Pour Élias Launay, que j'embrasse
Avec d’autres traditions religieuses, en particulier celles du judaïsme et de l’islam, le christianisme a conscience de sa responsabilité historique à l’égard de la famille humaine et du destin même de la planète Terre.
Il est évident qu’il ne suffit pas de défendre les droits de l’homme si on ne défend pas en même temps les droits de la terre. Le théologien allemand Jurgen Moltmann a même envisagé ce que pourrait être une justice écologique. L'homme, dans sa participation à la gestion du monde, a un allié : les sciences et les techniques, à considérer dans leur dimension d’humanisation potentielle. Car les pouvoirs de la science et de la technique sont tels que nous pouvons aussi détruire les équilibres qui assurent la permanence de la vie sur terre.
La question-clé pour l’avenir, c’est la nature de la maîtrise rationnelle de l’homme.

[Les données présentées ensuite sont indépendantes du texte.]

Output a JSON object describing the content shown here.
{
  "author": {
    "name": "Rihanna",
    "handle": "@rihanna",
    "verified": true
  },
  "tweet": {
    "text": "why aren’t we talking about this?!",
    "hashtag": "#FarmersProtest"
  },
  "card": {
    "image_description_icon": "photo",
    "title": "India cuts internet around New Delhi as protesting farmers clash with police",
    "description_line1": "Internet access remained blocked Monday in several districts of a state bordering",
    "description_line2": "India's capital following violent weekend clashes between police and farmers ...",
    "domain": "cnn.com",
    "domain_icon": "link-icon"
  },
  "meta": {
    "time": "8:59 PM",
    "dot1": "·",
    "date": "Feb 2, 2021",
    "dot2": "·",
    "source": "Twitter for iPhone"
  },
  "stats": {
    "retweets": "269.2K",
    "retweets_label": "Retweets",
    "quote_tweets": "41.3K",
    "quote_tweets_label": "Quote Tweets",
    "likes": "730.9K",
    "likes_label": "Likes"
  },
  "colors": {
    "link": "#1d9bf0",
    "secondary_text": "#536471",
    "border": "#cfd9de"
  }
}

Comment prévenir les effets pervers de ce que nous expérimentons aujourd’hui comme un progrès ? Comment faire en sorte que la terre soit encore habitable pour les générations qui nous suivent ? Il convient de rappeler ici le nouvel impératif catégorique mis en avant par Hans Jonas dans son livre Principe de responsabilité : « Agis de telle sorte que les effets de ton action soient compatibles avec la permanence d’une vie authentiquement humaine sur la terre. ». Il s’agit là de l’auto-limitation du pouvoir humain.
L’énigme de l’histoire future demeure entière. Mais nous n’avons pas besoin de connaître l’issue finale de l’aventure cosmique dans notre village planétaire pour essayer de donner un visage humain à l’histoire qui est la nôtre. Avec les juifs et les musulmans nous ressentons la nécessité d’une théologie de la création qui donne un fondement radical à notre confiance dans l’avenir, dans la vie, dans l’être.
En situation concrète, l’éthique c’est l’acte de penser l’homme comme co-partenaire d’un monde qui ne se fera pas sans lui, jamais sans son désir, sans ses aspirations et ses intérêts. Reconnaissons à l’homme sa vocation d’être un co-créateur avec Dieu en vue de rendre la terre habitable. La transformation de la nature et l’exploitation des ressources de la terre ne doivent pas conduire à une démesure prométhéenne. De même que Dieu s’est reposé le septième jour, les hommes et les femmes de demain doivent faire l’apprentissage d’une sagesse sabbatique, celle de la sobriété, du silence, de la louange et de l’émerveillement devant la beauté du monde créé.